Consider the results:
Yes, scientists are less likely to be theists than the general public, but the simple fact remains that the majority of scientists are not atheists or agnostics. In fact, only 40% of scientists are atheists, a number too small to give significant support to the radical incompatibility claim.
But what of the fact that there are about 4 times as many atheists in science than there are in the general public?

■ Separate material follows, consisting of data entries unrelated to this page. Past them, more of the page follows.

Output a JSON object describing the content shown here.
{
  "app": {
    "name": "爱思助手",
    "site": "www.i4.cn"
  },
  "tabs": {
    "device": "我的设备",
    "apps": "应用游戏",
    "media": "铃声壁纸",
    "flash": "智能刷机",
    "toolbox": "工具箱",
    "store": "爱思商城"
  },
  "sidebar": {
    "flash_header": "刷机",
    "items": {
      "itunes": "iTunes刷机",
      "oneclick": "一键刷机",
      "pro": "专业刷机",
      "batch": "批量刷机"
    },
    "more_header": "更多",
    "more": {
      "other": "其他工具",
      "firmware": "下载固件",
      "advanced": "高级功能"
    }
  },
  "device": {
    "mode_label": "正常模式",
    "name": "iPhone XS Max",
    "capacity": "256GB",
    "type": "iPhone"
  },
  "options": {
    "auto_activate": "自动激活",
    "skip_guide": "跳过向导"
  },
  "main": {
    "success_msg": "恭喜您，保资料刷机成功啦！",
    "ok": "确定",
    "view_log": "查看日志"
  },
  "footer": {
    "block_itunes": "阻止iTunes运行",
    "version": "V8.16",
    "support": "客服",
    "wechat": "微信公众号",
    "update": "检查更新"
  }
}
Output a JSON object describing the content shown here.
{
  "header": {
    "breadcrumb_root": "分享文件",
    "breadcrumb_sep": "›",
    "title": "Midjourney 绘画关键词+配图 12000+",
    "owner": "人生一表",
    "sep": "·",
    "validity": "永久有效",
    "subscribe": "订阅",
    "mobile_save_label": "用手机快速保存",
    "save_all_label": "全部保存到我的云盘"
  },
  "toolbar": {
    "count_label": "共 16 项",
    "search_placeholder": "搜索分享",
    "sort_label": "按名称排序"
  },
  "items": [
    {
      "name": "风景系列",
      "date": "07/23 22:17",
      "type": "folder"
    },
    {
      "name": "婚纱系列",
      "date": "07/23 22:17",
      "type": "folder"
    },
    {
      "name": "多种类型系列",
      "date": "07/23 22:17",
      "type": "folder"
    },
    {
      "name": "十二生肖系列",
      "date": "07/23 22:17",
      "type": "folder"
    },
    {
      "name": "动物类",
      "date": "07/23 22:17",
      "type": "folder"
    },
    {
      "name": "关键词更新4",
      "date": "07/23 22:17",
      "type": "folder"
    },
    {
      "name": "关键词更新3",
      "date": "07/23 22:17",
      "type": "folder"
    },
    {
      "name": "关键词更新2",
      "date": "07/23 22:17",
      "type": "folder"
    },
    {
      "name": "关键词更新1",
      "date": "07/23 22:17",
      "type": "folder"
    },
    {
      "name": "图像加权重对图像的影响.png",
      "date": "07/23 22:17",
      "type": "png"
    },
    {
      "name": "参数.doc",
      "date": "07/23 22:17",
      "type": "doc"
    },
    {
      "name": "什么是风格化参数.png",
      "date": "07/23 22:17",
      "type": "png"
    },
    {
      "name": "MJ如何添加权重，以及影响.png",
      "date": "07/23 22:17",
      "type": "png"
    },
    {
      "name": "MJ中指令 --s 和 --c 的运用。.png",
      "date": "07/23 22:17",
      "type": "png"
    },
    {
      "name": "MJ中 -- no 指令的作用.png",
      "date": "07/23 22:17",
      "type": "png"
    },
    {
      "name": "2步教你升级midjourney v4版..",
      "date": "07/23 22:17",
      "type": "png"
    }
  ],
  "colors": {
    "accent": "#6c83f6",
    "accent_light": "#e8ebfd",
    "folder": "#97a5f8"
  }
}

I suspect dynamics similar to those mentioned about the NAS are in play. To become a biologist or chemist, one first obtains a B.S. degree in biology or chemistry. From there, the person chooses to go to graduate school to pursue a career in research. Christian students, however, might be more likely to opt for career choices that involve more direct service to those around them. And an obvious choice would be the healing professions. So I did a quick Google search and lookie what I found:
The first study of physician religious beliefs has found that 76 percent of doctors believe in God and 59 percent believe in some sort of afterlife. The survey, performed by researchers at the University and published in the July issue of the Journal of General Internal Medicine, found that 90 percent of doctors in the United States attend religious services at least occasionally, compared to 81 percent of all adults. Fifty-five percent of doctors say their religious beliefs influence how they practice medicine.

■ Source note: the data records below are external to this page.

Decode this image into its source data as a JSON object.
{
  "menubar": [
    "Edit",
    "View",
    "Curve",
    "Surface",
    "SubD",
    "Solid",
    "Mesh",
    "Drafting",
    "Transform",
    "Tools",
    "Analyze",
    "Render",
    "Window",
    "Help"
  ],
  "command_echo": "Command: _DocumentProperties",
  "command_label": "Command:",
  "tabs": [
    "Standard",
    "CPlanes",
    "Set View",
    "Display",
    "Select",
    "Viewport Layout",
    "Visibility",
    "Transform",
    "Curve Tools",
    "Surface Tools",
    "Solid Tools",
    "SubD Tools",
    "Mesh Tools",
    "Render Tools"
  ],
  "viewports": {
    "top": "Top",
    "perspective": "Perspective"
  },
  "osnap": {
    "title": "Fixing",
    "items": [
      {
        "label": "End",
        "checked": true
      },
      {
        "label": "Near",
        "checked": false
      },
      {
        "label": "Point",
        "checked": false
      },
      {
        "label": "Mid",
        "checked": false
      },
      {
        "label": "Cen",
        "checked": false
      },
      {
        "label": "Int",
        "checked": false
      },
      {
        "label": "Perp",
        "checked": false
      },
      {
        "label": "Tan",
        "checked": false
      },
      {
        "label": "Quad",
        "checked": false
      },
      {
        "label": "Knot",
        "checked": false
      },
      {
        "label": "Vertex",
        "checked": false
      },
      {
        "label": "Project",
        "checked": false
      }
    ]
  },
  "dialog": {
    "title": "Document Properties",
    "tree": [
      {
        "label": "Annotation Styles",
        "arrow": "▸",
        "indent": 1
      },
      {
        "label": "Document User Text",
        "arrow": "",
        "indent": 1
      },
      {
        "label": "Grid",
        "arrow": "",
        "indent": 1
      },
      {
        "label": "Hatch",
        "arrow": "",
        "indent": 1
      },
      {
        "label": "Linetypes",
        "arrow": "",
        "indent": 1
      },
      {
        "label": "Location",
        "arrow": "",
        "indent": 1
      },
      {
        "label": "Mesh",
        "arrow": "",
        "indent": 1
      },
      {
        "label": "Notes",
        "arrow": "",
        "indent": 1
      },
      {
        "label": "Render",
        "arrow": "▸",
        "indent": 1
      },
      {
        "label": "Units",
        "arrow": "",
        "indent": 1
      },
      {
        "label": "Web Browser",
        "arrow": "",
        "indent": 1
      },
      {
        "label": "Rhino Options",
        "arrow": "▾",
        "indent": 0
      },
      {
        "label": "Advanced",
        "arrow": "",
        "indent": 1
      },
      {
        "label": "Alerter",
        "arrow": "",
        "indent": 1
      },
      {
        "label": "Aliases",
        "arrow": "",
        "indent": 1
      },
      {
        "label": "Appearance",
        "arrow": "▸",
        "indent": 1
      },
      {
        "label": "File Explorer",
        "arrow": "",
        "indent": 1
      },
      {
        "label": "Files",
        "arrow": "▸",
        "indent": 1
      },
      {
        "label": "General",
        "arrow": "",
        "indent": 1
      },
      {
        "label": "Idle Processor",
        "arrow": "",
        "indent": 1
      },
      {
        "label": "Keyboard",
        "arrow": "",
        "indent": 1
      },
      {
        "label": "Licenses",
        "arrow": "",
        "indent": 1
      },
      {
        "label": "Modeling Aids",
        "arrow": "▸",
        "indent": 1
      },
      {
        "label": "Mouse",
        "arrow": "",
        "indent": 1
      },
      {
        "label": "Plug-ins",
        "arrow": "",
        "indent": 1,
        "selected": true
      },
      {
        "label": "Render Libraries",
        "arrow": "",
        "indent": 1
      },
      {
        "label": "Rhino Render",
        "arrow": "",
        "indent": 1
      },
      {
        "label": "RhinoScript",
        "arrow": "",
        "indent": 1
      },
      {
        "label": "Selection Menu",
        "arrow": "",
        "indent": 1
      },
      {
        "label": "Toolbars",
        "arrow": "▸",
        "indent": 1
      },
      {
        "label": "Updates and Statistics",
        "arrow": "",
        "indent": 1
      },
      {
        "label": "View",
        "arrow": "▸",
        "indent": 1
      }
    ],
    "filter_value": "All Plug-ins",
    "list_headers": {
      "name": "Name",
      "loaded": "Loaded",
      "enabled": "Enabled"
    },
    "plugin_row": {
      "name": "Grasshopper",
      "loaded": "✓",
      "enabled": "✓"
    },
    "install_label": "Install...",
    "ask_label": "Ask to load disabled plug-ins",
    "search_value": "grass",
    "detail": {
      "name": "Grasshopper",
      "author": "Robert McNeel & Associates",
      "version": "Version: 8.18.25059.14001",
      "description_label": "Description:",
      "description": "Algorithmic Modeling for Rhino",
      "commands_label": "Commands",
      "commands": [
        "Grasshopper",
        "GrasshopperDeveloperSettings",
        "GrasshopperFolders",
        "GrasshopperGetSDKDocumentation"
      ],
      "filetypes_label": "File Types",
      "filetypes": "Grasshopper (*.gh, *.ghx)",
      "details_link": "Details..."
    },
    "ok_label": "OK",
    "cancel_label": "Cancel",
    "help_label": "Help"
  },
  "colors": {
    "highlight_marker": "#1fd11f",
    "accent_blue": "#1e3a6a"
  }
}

These results were not anticipated. Religious belief tends to decrease as education and income levels increase, yet doctors are highly educated and, on average, well compensated. The finding also differs radically from 90 years of studies showing that only a minority of scientists (excluding physicians) believes in God or an afterlife.
“We did not think physicians were nearly this religious,” said study author Farr Curlin, Instructor in Medicine and a member of the MacLean Center for Clinical Medical Ethics at the University. “We suspect that people who combine an aptitude for science with an interest in religion and an affinity for public service are particularly attracted to medicine. The responsibility to care for those who are suffering and the rewards of helping those in need resonate throughout most religious traditions.”
Further support for this hypothesis comes from looking more closely at physicians:
The survey revealed considerable variation between different medical specialties. Doctors in family practice and pediatrics were far more likely to carry their religious belief into “all my other dealings” and to look to God for “support and guidance.” Psychiatrists and radiologists were the least likely.
For some strange reason, I have never heard the Gnu atheists acknowledge this aspect of reality.